Pesadilla en el taxi

Bajé del departamento y tomé el primer taxi que pasaba cerca. Sin ganas de hablar, agradecí sin decirlo que el conductor condujera en silencio. Escuchó la dirección de mi destino, mirándome por el espejo y asintiendo con la cabeza. El clima agradablemente artificial del taxi me adormeció. Medio atontado, incliné la cabeza hacia atrás. 

Sentí unos movimientos bruscos que me despabilaron; me enderecé en el asiento, mirando por la ventanilla y me di cuenta, no sin algo de miedo, que íbamos a una velocidad altísima. Arriesgándome a tener una charla interminable, le dije al conductor si podía ir más despacio, pues yo no tenía apuro en llegar; vi su mirada en el espejito y adiviné una sonrisa de burla. Me tranquilicé un poco al notar que íbamos más despacio, pero algo me ponía muy inquieto. Empecé a pensar las distintas posibilidades, distintas vidas del chofer (vidas tan improbables como probables): tal vez fuese un buen padre de familia, que quiere terminar antes para poder ver a sus hijos que no vio en todo el día. Por la edad (no más de cuarenta) me gustaba pensar en esa posibilidad; un tipo que vive solo y se entretiene asustando a sus pasajeros, un suicida que no quiere irse solo y yo le gusté de compañía en su acto final, un asesino, un loco, uno que sólo se le fue el pie y aceleró de más. Mi maldita manía de imaginar quién es el que no conozco, me distraía un poco, pero sólo un poco, porque no podía dejar de ver como pasábamos todos los semáforos en rojo. Es más, me di cuenta que a veces aceleraba sólo para poder pasar en rojo. El enojo hizo a un lado al miedo y sin amabilidad disparé:

-Oiga, si quiere matarse espere que baje y si quiere hacerme enojar le anoticio que ya lo consiguió.

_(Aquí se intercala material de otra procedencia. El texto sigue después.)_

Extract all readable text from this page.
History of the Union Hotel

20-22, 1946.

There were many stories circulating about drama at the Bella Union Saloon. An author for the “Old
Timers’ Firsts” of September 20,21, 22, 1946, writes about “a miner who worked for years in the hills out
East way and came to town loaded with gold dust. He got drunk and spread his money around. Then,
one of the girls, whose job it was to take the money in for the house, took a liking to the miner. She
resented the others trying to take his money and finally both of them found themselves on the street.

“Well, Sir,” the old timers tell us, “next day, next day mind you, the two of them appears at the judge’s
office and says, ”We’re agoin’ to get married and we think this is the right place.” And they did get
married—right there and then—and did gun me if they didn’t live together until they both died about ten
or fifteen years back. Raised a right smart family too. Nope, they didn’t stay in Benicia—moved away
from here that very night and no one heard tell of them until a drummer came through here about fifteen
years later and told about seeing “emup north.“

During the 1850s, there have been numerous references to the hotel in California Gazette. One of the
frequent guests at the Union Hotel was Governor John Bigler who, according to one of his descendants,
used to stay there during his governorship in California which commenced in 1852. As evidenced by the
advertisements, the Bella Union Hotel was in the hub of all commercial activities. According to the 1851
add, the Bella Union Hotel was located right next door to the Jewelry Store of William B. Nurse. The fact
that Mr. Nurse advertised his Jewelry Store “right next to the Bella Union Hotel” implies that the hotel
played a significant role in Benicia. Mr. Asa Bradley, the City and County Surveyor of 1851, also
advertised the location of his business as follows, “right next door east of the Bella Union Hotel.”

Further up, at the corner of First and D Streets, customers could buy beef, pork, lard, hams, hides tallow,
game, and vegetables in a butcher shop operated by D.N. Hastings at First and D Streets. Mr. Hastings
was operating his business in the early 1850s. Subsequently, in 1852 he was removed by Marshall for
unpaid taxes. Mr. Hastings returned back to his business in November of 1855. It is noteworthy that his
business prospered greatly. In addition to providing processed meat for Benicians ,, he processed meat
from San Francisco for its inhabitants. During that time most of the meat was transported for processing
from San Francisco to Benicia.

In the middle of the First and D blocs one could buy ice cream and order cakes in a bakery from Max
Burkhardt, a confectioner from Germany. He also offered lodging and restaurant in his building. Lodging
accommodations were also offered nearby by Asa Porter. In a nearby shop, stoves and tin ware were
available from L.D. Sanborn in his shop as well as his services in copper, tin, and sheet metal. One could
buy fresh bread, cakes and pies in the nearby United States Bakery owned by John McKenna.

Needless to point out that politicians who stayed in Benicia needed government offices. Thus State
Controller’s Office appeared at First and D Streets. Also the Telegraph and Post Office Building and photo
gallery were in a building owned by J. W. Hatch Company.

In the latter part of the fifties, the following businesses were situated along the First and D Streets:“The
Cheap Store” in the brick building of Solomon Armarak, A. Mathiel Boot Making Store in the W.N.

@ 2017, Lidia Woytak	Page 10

Lentamente se dio vuelta y mostrándome la sonrisa burlona que había adivinado, dijo:

-Yo sólo soy su tercera posibilidad. 

Sin entender nada de lo que comentó, quise bajarme pero las puertas estaban trabadas y aumentó la velocidad, creo que a fondo. Con una voz muy distinta a la anterior y sacudiéndome del hombro me decía, con tono creciente, que habíamos llegado a destino.